Par ailleurs, le Tribunal relève qu’est également versé aux débats le pré-rapport [8] diligenté à la demande du CSE à la suite du drame intervenu au sein de la Société [7]. Or, ce pré-rapport, nécessairement intervenu postérieurement au suicide de Monsieur [S], ne relève aucune carence de l’employeur vis-à-vis de la procédure mise en place à la suite de la découverte du corps de Monsieur [S] ni aucune carence en termes de formations ou de préventions des salariés antérieurement à cet évènement dramatique. En effet, les seules préconisations faites évoquent la nécessité de sensibiliser davantage les salariés sur les articulations entre enjeux psychologiques de la vie quotidienne et conséquences liées à la possession d’une arme et non sur la conduite à tenir en cas de suicide d’un salarié.
Dès lors, au regard de l’ensemble de ces éléments et sans vouloir minimiser la souffrance et le traumatisme dont fait preuve Monsieur [Z] et dont il a pu témoigner à la barre, ce dernier ne rapportant pas la preuve de la faute inexcusable qu’il invoque, il convient de le débouter de l’intégralité de ces demandes principales et accessoires faites sur ce fondement.
Sur les mesures accessoires
L’article 696 du Code de procédure civile prescrit que la partie perdante est condamnée aux dépens, à moins que le juge, par décision motivée, n’en mette la totalité ou une fraction à la charge d’une autre partie.
Il convient en conséquence de condamner Monsieur [W] [Z], partie perdante, aux entiers dépens de l’instance.
En application des dispositions de l’article 700 du même code, le juge condamne la partie tenue aux dépens ou qui perd son procès à payer à l’autre partie la somme qu’il détermine, au titre des frais exposés et non compris dans les dépens. Dans tous les cas, le juge tient compte de l’équité ou de la situation économique de la partie condamnée. Il peut, même d’office, pour des raisons tirées des mêmes considérations, dire qu’il n’y a pas lieu à ces condamnations.
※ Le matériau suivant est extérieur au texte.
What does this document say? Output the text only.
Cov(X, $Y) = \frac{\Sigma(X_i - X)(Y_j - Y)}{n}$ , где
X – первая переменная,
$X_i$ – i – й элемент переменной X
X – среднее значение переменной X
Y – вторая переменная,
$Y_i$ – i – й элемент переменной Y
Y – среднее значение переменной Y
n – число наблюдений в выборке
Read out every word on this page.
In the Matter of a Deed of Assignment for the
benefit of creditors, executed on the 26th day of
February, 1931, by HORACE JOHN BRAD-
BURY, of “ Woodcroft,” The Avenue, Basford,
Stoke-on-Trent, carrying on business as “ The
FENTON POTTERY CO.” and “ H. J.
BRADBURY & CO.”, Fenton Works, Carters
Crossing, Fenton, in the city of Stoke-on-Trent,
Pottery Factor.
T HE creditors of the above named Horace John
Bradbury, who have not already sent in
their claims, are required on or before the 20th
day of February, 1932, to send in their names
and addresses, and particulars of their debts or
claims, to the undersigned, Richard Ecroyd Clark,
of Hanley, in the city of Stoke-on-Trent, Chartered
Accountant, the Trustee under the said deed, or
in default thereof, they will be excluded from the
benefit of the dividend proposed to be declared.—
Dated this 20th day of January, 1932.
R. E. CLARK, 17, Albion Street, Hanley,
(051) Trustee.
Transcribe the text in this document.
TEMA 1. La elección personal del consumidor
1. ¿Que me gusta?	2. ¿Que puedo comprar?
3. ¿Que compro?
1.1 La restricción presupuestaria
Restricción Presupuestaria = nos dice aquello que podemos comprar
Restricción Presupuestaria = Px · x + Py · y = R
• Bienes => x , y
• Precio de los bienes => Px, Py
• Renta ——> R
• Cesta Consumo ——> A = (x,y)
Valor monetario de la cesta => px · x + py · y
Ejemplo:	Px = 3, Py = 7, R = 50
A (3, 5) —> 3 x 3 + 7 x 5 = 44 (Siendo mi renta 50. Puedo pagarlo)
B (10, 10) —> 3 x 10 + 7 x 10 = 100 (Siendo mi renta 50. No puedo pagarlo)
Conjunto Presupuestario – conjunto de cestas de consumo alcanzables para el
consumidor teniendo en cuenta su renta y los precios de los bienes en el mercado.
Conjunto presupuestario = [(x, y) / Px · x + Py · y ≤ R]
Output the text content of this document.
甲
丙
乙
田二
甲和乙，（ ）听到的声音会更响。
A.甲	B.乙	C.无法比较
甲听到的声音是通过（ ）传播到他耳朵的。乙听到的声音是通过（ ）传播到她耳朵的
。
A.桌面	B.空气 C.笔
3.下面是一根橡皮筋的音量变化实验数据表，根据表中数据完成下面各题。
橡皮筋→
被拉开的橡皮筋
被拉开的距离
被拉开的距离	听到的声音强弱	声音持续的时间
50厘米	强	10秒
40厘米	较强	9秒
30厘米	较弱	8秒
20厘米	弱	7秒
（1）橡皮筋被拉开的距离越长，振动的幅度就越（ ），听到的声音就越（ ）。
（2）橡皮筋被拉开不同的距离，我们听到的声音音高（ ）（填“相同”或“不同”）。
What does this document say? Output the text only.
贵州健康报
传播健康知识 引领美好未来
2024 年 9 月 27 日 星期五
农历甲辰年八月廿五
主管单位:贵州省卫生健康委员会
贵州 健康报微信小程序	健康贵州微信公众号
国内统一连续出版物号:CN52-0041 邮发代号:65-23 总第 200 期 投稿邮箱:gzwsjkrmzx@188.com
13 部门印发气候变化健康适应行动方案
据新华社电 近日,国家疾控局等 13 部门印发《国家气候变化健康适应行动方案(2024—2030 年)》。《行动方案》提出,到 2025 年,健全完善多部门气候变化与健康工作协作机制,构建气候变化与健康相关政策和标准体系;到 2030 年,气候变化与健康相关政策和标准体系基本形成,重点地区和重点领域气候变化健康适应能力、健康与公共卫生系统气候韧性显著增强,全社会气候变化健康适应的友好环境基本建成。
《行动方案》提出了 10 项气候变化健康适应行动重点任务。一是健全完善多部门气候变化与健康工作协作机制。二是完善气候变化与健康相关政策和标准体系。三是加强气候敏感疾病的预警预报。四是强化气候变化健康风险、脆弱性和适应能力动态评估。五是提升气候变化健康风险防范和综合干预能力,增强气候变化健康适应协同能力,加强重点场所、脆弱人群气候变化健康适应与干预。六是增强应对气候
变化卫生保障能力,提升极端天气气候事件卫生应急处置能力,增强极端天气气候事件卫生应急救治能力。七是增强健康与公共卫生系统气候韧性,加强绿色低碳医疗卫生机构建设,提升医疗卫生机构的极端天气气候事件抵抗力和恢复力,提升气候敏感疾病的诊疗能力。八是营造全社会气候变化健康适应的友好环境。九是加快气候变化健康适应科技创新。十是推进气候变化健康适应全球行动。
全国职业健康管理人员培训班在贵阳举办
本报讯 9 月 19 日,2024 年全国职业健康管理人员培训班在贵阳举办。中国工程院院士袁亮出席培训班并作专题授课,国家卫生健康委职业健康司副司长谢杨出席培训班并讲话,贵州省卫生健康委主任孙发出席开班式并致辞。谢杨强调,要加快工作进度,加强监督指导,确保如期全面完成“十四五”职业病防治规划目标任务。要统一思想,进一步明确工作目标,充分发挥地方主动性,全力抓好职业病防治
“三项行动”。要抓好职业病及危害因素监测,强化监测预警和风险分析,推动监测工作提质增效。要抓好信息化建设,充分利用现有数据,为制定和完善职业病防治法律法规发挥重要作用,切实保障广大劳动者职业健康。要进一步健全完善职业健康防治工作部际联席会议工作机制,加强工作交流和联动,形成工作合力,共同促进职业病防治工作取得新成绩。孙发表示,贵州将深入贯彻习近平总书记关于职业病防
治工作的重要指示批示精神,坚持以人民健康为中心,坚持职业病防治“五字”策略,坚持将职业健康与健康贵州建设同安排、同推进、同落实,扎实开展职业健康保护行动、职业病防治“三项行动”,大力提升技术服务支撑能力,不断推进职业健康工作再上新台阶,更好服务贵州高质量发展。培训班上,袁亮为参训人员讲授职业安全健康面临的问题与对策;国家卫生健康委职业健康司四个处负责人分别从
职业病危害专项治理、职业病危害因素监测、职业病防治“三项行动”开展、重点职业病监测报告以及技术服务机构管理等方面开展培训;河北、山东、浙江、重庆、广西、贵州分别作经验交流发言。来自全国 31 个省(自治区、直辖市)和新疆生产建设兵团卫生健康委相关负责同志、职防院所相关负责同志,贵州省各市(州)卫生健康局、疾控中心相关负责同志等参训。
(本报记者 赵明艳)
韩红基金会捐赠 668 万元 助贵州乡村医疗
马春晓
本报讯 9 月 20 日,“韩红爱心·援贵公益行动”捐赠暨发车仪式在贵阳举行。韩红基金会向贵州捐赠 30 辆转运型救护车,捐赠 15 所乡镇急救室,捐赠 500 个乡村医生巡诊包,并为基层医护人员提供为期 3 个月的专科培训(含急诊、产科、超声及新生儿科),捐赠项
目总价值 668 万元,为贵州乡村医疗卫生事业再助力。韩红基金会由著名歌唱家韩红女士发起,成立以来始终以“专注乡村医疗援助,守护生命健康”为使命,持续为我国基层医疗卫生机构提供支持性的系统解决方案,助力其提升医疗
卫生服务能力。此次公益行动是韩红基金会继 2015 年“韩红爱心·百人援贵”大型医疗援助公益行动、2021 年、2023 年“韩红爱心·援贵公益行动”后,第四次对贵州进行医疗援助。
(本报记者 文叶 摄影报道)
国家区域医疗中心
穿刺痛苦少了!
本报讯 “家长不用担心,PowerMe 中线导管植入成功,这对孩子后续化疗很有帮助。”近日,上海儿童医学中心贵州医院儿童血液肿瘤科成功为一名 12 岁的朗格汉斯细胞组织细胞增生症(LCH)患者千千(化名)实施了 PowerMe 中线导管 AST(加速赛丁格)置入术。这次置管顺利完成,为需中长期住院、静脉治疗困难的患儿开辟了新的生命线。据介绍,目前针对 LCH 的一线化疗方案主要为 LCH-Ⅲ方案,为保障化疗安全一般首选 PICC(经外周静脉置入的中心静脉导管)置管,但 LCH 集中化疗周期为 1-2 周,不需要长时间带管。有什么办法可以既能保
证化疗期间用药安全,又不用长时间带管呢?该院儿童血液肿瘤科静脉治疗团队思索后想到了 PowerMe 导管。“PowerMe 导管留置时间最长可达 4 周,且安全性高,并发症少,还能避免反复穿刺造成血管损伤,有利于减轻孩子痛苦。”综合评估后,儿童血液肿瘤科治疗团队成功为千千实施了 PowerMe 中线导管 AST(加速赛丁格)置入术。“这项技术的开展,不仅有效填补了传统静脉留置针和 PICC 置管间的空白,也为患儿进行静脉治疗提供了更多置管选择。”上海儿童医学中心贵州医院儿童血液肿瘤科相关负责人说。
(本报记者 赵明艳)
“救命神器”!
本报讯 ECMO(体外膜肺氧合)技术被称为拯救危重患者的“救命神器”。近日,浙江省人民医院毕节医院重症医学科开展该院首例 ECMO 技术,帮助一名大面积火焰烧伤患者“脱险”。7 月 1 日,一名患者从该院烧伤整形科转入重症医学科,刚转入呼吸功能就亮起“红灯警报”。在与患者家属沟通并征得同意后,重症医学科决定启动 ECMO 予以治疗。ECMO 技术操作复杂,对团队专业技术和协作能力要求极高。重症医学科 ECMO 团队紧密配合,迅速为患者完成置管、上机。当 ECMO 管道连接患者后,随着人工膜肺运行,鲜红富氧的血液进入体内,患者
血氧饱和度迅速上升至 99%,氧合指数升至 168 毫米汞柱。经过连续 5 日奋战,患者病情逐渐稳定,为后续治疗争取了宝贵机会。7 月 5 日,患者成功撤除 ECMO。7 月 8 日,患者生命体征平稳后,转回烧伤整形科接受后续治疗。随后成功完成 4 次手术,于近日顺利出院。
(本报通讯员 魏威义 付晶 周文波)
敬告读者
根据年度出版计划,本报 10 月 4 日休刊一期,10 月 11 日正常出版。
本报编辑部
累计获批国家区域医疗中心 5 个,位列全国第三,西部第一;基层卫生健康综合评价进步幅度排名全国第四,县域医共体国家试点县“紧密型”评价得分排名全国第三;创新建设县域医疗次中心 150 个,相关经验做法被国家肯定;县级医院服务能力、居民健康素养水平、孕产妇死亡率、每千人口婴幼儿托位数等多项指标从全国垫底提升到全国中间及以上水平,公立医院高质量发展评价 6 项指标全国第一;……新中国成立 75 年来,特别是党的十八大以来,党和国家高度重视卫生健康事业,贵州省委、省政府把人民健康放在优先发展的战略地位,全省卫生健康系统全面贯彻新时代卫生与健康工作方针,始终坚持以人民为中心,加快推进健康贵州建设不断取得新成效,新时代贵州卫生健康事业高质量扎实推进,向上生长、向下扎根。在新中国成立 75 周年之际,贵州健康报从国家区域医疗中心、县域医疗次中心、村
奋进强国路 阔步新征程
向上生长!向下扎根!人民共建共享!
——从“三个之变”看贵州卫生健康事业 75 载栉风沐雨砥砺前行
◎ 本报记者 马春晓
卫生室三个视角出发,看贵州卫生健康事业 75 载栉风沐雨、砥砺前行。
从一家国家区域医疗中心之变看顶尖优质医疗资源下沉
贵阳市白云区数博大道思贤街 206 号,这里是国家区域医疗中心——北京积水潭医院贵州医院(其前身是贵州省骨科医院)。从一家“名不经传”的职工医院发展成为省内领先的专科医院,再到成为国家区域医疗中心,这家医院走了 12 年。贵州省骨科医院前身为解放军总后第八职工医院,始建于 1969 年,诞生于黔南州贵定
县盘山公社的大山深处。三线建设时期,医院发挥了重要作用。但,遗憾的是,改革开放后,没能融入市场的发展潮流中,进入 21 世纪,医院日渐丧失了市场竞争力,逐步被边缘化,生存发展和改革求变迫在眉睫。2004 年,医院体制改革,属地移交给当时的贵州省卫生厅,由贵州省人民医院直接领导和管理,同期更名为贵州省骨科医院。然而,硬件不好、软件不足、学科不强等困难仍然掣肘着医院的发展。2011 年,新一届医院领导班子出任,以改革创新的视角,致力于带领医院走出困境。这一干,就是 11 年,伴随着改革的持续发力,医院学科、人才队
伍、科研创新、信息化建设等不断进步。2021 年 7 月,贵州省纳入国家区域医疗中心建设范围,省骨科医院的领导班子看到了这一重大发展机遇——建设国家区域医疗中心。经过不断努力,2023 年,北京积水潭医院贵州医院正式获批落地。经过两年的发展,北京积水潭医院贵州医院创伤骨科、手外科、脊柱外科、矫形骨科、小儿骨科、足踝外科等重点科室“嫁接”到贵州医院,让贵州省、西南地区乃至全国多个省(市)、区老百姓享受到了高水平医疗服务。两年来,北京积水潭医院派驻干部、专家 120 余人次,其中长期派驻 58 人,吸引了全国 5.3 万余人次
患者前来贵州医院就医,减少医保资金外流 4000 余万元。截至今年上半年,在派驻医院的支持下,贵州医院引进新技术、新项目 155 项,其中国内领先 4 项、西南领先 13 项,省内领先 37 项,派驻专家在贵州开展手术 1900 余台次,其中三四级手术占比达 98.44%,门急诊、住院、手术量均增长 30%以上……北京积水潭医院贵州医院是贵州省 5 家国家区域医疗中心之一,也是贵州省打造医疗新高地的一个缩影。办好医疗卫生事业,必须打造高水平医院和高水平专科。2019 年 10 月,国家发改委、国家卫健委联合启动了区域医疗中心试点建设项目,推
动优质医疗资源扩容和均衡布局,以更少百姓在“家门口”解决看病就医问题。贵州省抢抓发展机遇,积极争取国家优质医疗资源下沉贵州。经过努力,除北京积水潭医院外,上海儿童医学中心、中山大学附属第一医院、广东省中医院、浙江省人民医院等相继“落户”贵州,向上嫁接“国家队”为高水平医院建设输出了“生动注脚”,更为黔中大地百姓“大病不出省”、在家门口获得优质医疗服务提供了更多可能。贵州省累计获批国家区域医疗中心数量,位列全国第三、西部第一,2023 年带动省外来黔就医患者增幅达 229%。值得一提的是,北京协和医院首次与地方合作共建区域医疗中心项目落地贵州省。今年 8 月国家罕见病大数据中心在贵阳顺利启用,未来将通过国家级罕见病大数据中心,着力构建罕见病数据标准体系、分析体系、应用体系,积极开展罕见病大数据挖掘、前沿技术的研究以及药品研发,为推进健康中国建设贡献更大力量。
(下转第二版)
En l’espèce, l’équité commande de ne pas faire application de l’article 700 du Code de procédure civile.
PAR CES MOTIFS
Le tribunal, après en avoir délibéré conformément à la loi,statuant par jugement contradictoire, rendu en premier ressort et par mise à disposition au greffe ;
Déclare l’action de Monsieur [W] [Z] en reconnaissance de la faute inexcusable de son employeur recevable mais mal fondée ;
Déboute Monsieur [W] [Z] de sa demande en reconnaissance de faute inexcusable à l’encontre de la SASU [7] en lien avec son accident professionnel déclarée le 19 avril 2019 et pris en charge par la Caisse d’Assurance Maladie de Paris le 13 mai 2019 au titre de la législation sur les risques professionnels ;
Déboute Monsieur [W] [Z] du surplus de ses demandes ;
Dit n’y avoir lieu à condamnation sur le fondement de l’article 700 du Code de procédure civile;
Condamne Monsieur [W] [Z] aux dépens ;
Rappelle que tout appel du présent jugement doit, à peine de forclusion, être interjeté dans le délai d’un mois à compter de sa notification.
Fait et jugé à Paris le 08 Octobre 2025.
La Greffière La Présidente
N° RG 23/01585 – N° Portalis 352J-W-B7H-CZ5YY
EXPÉDITION exécutoire dans l’affaire :
Demandeur : M. [W] [Z]
Défendeur : Société [7]
EN CONSÉQUENCE, LA RÉPUBLIQUE FRANÇAISE mande et ordonne :
A tous les huissiers de justice, sur ce requis, de mettre ladite décision à exécution,
Aux procureurs généraux et aux procureurs de la République près les tribunaux judiciaires d’y tenir la main,
A tous commandants et officiers de la force publique de prêter main forte lorsqu’ils en seront légalement requis.
En foi de quoi la présente a été signée et délivrée par nous, Directeur de greffe soussigné au greffe du Tribunal judiciaire de Paris.